Indian banks` high CD ratio likely to curb loan growth in near future: India Ratings
A domestic rating agency -- India Ratings and Research has said that deposit accretion has become a structural concern for Indian banks, and the ensuing high credit deposit (CD) ratio likely to also constrain loan growth in the near future. The agency maintained a neutral outlook on the banking sector for FY27, and stated that loan growth, which supports overall GDP, is expected to be 13 per cent in the next fiscal year.
Its head for financial institutions, Karan Gupta said elevated credit–deposit (CD) ratios remain a constraining factor for the banking system at 81.9 per cent in the first half of FY26, limiting loan growth in FY27 to 13 per cent. Referring to the low deposit growth in the system, the agency said deposit accretion is a structural concern. The agency noted that over the two years ending June 2024, advance growth consistently outpaced deposit growth by an average of 6.5 per cent, leading to tight liquidity in the system and elevated CD ratios.

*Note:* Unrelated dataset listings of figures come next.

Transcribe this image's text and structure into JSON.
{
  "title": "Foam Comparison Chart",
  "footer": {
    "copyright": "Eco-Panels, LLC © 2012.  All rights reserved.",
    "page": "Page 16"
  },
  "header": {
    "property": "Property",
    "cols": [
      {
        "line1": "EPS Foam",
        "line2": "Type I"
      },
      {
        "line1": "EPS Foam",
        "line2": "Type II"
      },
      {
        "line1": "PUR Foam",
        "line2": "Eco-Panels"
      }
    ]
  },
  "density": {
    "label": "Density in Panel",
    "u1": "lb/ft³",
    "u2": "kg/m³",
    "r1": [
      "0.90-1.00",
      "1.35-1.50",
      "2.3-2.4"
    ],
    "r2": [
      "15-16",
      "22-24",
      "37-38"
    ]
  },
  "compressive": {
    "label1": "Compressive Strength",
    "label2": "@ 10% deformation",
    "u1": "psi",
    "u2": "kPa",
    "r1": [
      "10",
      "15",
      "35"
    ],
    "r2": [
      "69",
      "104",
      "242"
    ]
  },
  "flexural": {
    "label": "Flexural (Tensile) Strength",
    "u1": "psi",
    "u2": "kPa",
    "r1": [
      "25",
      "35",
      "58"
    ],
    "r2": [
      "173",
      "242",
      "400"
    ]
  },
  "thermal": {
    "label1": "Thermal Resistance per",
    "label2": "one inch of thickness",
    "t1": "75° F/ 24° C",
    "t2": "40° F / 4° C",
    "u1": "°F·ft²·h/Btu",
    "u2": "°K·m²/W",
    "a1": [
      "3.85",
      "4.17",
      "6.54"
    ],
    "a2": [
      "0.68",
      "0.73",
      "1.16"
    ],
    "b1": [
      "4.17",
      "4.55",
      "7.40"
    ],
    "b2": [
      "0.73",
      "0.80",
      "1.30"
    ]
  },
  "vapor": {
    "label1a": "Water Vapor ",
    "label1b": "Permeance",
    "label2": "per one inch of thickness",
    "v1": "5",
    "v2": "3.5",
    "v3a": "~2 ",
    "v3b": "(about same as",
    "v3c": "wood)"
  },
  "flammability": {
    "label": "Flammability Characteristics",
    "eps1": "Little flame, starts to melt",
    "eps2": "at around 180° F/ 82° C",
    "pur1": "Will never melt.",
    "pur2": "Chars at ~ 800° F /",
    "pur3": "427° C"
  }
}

From April 2025, the RBI has consistently tried to revive the economy and recent trends are suggesting a buoyant recovery environment for FY27, with a revival in lending to non-bank finance companies (NBFCs) and the retail sector, in addition to a lower yield curve supporting corporate disbursements. However, the agency said that the elevated CD ratio is still a major problem for the banking system and may increase to 83.2 per cent in FY27, potentially constraining incremental growth.